Another 860,000 people headed for the suburbs or countryside between July of 2021 and last July.

While smaller urban counties have somewhat bounced back since the worst of the exit in 2020, the report records that exurban and suburban counties saw the greatest growth in the last two years, adding 931,000 people in 2021 and 832,000 last year.

The urban exit is most dramatic when compared with trends over the last decade: in 2013 only 100,000 people had left the nation’s most urban counties, a pattern that gradually climbed to just over 450,000 the year before the Covid 19 outbreak.

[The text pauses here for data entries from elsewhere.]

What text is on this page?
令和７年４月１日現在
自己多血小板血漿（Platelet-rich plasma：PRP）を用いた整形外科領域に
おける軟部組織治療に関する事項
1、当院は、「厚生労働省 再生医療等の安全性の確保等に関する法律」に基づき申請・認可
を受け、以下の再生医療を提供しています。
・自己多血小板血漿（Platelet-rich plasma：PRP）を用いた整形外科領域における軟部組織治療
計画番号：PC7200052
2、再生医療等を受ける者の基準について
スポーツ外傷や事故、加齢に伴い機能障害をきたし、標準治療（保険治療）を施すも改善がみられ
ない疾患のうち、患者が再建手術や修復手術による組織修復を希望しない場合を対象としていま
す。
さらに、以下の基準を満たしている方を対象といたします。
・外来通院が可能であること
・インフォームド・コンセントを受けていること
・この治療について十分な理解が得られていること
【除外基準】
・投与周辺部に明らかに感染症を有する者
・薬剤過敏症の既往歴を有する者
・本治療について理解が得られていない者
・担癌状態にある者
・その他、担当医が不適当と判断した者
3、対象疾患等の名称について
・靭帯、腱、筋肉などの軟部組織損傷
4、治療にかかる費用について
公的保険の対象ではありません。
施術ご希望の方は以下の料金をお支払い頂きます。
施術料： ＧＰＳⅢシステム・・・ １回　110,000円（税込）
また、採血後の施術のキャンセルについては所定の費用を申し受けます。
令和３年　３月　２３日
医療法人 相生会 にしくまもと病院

A parallel trend supporting urban exit has been the emergence of remote work. In an earlier published report by the Economic Innovation Group, it was noted that the availability of remote work has been “an important driver of population loss in dense urban counties.”

Although the remote work effect has diminished somewhat in recent months, says the report, the fact that in the fall of 2021 “nearly four times as many people planned to move because of remote work as had moved already,” suggests that “the long-run impact is still unfolding.”